<< Back

Dirty Data Is Not Your Friend

Dirty data – it’s not your friend. No, I’m not talking about things that don’t belong in the workplace! I’m talking about informational data sources that have become riddled with misspellings and extra spaces, variations in cases, and three different ways to write the same address. Dirty data can cause all sorts of inadvertent difficulties in your data files and can affect the outcome of your data analysis, too. 

Evidence-based decision making is impossible without clean data.

So how do you fix it? Don’t worry – it’s not that hard to clean up your data. Here are five things you can do today to improve the quality of the information your business relies on.

  1. Removing duplicates. Duplication crops up in every data set and can skew your results, so you want to make sure that each data record is a unique record and not a duplicate. But duplicate data can be tricky to identify. Do you really have 3 customers whose names are Jenny Smith? What about J Smith, Jen Smith, and Jennifer–are they all the same woman, or are there really that many different Jennifers who have the last name Smith? Cross-checking other unique identifiers such as postal code or phone number can help you determine the true duplicates from the merely similar and ensure your results give you truer values. But be careful – sometimes what appears to be duplication is really a data connection that needs to be better addressed in the way you collect information in the first place. If Joe orders pizza on Friday night and Jane orders pizza delivered to the same address on Saturday, do they represent duplicate data or not? Should you be tracking deliveries by address, by person, or by relationship? The answer to managing these types of data connections very much depends on your business. 
  1. Changing case. When you look at a set of data, it might seem obvious to you that 123 Ridge St is in fact the same as 123 RIDGE ST, but changing case within a data field can cause problems when it comes to analyzing your data. In Canada, postal codes are a prime candidate for case issues, as are any other data fields that might be entered in lower case when they should be upper case, including email addresses, invoice numbers, and anything else where case discrepancies could crop up.  

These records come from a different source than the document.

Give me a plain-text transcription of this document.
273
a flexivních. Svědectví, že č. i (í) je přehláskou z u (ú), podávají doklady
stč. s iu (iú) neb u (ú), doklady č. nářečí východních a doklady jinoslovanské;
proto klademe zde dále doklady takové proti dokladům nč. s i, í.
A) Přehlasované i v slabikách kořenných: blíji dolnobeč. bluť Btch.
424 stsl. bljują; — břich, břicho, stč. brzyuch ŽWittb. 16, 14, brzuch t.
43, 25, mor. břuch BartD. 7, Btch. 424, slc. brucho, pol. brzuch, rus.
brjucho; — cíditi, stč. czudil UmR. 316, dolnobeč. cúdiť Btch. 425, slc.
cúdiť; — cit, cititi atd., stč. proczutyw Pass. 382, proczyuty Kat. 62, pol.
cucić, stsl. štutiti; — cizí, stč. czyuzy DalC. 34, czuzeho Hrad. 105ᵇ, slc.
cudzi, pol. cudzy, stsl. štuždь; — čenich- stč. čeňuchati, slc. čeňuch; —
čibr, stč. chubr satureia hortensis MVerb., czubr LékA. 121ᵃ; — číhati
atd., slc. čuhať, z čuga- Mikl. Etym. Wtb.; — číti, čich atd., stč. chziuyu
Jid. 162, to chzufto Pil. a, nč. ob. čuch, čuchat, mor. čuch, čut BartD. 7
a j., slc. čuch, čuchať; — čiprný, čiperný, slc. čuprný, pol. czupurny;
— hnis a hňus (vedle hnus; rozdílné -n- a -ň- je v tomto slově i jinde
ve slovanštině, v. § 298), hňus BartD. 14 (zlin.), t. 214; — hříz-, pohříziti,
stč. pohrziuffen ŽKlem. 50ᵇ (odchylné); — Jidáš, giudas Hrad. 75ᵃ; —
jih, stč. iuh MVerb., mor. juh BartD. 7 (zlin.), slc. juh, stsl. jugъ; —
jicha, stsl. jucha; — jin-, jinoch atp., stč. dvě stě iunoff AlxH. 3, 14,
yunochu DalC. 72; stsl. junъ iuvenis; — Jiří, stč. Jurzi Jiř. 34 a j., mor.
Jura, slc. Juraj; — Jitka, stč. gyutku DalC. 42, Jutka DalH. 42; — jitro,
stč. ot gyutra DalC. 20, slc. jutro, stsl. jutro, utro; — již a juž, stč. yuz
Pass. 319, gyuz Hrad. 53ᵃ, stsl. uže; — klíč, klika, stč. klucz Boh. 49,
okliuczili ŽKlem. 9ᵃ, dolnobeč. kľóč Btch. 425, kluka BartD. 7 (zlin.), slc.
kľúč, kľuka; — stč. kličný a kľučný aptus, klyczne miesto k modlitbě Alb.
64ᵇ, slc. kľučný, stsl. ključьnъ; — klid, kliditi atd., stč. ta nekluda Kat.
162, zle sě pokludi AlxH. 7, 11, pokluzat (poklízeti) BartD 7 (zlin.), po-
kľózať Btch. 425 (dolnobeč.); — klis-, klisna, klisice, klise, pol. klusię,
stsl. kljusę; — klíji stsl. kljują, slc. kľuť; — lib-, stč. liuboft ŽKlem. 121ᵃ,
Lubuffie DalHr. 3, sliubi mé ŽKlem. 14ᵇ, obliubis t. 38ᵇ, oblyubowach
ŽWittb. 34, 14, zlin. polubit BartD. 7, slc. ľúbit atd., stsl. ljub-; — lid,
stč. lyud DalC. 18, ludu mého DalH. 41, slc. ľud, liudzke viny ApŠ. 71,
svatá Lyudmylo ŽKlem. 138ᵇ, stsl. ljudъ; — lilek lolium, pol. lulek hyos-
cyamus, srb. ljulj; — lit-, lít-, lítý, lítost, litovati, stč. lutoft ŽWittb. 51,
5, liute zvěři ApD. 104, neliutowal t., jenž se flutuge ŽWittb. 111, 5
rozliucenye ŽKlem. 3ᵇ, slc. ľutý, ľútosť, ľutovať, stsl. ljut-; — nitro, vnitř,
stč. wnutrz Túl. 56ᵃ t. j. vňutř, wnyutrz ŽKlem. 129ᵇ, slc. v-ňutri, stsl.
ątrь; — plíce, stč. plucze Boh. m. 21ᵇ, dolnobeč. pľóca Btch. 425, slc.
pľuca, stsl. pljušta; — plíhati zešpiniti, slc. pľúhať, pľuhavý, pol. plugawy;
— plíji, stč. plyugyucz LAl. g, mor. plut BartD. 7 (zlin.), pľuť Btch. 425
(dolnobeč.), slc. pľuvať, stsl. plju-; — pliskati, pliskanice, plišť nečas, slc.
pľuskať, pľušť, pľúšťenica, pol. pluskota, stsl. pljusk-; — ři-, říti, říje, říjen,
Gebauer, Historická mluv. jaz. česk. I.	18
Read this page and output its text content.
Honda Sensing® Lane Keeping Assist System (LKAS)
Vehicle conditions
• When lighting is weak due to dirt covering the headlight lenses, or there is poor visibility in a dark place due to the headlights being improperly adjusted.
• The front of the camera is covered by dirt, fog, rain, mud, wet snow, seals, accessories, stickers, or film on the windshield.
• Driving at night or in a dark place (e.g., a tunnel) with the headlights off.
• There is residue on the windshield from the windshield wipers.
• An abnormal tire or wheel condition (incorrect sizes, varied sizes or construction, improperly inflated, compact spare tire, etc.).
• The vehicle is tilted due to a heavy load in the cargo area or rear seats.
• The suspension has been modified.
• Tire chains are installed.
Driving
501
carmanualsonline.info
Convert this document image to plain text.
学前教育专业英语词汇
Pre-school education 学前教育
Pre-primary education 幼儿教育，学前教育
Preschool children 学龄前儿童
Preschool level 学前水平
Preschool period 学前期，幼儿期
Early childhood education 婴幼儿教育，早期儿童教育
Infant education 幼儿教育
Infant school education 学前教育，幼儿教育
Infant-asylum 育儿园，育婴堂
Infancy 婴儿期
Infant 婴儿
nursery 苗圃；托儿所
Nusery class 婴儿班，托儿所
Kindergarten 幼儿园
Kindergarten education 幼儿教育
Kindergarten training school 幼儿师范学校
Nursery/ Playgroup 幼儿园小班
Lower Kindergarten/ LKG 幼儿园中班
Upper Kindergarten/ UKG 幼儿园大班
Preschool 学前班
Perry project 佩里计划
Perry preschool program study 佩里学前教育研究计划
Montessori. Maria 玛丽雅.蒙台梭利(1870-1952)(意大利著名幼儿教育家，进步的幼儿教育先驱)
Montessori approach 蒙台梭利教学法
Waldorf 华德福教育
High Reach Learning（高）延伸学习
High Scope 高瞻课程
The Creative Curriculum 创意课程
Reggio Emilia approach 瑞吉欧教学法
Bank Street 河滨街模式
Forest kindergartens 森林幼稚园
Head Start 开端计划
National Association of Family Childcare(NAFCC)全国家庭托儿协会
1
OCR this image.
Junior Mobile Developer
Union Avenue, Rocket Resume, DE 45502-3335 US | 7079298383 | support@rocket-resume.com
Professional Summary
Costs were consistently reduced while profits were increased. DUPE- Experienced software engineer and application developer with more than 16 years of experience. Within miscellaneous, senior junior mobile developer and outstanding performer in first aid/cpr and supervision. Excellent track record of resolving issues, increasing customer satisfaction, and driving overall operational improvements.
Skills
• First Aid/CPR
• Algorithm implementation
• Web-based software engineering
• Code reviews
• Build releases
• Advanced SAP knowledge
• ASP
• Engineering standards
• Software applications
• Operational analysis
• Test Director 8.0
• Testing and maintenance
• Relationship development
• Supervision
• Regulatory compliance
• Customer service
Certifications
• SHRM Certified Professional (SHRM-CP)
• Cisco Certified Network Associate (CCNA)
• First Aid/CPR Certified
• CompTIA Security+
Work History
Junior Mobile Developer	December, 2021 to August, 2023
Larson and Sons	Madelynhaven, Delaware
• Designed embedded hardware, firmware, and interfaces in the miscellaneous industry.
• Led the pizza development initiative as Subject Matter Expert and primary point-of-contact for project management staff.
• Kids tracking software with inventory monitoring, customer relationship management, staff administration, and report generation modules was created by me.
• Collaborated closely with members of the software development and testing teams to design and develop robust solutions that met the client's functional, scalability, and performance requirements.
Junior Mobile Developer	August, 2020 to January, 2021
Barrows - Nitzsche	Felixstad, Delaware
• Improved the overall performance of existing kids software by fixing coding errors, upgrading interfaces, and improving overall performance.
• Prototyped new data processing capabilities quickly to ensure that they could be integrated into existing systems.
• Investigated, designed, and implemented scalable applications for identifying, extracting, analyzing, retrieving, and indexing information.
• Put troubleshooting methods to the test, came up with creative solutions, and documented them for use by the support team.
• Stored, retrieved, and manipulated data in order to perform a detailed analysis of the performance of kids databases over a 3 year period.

  1. Fixing number formats. The same problem applies to number formats. Do telephone area codes need surrounding parentheses? Do invoice numbers need a hyphen in them? What about dollar amounts–do you round to 2 decimals or 3 when calculating items with fractional penny amounts? Do even numbers need a trailing zero? If your number formats match, your data analysis will be more effective. And watch out for number fields that were accidentally formatted as text–they’ll be ignored when it comes time to run calculations if you don’t fix them first. 

  1. Fixing dates and times. Dates are a chronic problem, especially when you track them numerically. 10/31/2014 is obviously the 31st of October, 2014; but what about 02/04/08 or 4/16? The first could be February 4, 2008 or April 2, 2008–assuming the last 2 digits are the year. As for 4/16, it could be April 16th of this year, but it could just as easily be April of 2016. Without a standardized date format, there is a huge potential for error. 

  1. Those pesky addresses, cities and provinces. Do you keep address information in a single column, or is each element of the address broken down into its own column? If you track address information in a single line, you are losing a lot of potential information. Breaking down by city and province is common and lets you see what people are doing in Ottawa vs. Halifax. Breaking your data down further with separate items for each of street number, apartment number, street name, etc. can give you a valuable source of local information including things like where, precisely, do customers come from? How powerful is word-of-mouth among neighbours for your business? If you are a landscaping company, you might already suspect that someone might admire the work you did for their neighbours and be more likely to hire you themselves, but does that trend work only for the summer the work was done or does it persist for years afterwards, too? And are they more likely or less likely to put in a pool if they live on the south side of the street? Good, clean location data can help you take advantage of those types of answers.